3 1/2 Stars
After dispensing a Russian mafia henchmen on a crowed subway train, Statham calmly reassures the onlookers ,”don’t lose any sleep, he had it coming”. It is the type of one-line started by Eastwood and perfected in the heyday of Schwarzenegger. In fact the entire movie plays like a relic from an earlier time, it isn’t afraid to showcase a cold man doing violent things in an ever increasingly ugly society.

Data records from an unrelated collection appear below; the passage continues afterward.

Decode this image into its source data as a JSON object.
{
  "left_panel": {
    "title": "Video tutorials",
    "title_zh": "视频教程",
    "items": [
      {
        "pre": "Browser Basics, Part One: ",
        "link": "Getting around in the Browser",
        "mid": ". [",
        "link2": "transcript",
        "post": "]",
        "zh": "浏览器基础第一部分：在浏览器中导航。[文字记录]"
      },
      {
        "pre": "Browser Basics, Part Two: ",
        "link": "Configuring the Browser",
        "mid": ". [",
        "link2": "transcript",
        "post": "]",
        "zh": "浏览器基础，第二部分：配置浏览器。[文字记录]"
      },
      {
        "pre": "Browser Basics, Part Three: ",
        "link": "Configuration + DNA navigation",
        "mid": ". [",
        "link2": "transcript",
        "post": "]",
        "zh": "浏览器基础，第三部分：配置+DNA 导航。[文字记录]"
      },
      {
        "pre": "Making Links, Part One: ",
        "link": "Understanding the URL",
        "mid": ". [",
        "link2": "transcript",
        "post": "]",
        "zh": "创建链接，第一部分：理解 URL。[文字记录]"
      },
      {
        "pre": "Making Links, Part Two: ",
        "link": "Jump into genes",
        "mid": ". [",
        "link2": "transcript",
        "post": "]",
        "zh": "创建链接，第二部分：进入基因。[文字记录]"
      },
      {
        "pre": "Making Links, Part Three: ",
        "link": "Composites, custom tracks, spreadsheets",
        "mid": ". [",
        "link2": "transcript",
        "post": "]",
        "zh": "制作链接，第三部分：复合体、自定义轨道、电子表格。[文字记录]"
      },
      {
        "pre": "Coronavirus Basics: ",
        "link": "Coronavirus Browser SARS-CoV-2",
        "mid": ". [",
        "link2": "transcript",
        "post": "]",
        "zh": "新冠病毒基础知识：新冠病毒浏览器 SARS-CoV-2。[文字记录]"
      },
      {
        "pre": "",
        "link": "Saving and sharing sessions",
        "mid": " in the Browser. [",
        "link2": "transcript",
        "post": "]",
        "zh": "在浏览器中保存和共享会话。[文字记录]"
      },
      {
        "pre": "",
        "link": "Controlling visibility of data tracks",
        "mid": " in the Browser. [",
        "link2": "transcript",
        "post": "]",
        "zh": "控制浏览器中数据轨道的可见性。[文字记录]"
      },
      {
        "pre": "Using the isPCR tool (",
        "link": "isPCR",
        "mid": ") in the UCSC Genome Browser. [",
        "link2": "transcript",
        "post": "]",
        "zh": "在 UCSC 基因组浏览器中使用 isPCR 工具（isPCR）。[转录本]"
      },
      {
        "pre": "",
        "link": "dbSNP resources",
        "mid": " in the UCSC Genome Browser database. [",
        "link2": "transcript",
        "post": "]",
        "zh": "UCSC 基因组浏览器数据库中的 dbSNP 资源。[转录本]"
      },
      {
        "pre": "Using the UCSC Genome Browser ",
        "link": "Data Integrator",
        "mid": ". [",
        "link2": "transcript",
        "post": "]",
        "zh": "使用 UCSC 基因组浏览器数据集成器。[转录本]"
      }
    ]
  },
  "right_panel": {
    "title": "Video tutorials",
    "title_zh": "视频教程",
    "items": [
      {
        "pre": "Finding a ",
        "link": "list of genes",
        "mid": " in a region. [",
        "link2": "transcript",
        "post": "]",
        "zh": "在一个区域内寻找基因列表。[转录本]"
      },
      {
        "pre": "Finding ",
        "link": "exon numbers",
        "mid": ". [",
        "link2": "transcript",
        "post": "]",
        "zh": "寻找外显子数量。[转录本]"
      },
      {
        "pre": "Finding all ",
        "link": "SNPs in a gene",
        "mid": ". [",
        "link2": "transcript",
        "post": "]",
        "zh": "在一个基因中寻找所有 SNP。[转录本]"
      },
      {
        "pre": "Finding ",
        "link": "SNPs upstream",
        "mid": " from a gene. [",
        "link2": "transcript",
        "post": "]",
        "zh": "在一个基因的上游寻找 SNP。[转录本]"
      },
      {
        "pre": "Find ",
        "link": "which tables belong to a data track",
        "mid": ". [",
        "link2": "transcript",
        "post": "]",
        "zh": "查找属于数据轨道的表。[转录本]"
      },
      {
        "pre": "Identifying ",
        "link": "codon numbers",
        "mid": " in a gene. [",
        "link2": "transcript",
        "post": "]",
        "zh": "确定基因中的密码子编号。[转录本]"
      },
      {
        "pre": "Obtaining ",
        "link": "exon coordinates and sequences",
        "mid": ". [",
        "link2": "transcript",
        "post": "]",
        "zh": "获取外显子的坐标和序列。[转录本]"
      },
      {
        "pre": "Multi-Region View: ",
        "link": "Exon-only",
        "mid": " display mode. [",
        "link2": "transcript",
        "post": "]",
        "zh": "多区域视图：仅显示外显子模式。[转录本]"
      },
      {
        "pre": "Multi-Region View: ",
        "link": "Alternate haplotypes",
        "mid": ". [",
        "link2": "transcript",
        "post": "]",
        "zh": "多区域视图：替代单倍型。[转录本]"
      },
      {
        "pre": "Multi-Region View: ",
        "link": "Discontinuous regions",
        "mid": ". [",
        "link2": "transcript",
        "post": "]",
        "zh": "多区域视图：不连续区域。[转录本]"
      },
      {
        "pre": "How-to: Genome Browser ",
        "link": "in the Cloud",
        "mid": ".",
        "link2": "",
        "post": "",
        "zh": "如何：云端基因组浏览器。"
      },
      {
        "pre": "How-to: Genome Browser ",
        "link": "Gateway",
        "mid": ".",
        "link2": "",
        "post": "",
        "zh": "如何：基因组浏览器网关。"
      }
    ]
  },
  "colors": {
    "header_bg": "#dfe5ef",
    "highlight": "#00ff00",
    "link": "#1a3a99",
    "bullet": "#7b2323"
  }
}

There is a running motif in writer/director Boaz Yakin’s work of featuring a young child, typically intellectually superior to the adults in their environment, navigating the complicated world of crime in New York. As in the singular titled Fresh, Yakin has made another wonderful discovery in child actor Catherine Chan. This is not a stereotypically ‘cute’ movie kid, Chan looks like a ‘normal’ child and her line readings flow in a natural manner. Quvenzhané Wallis Is getting an enormous amount of publicity for her Oscar nominated role in Beasts of the Southern Wild. For my money Chan’s performance in Safe is just as remarkable. As a director, Yakin makes some interesting choices visually, often shooting into mirrors and using reflections to tell story or sell the action.
Safe is an enjoyably diverting 100 minutes, that is sure to please undemanding fans and is ideal for mindless Saturday afternoons. Statham brings so much physical conviction to his roles that during the action scenes it’s a marvel someone doesn’t actually get hurt. In the ever increasing film library of Statham’s work, Safe ranks high with the likes of The Bank Job and The Mechanic.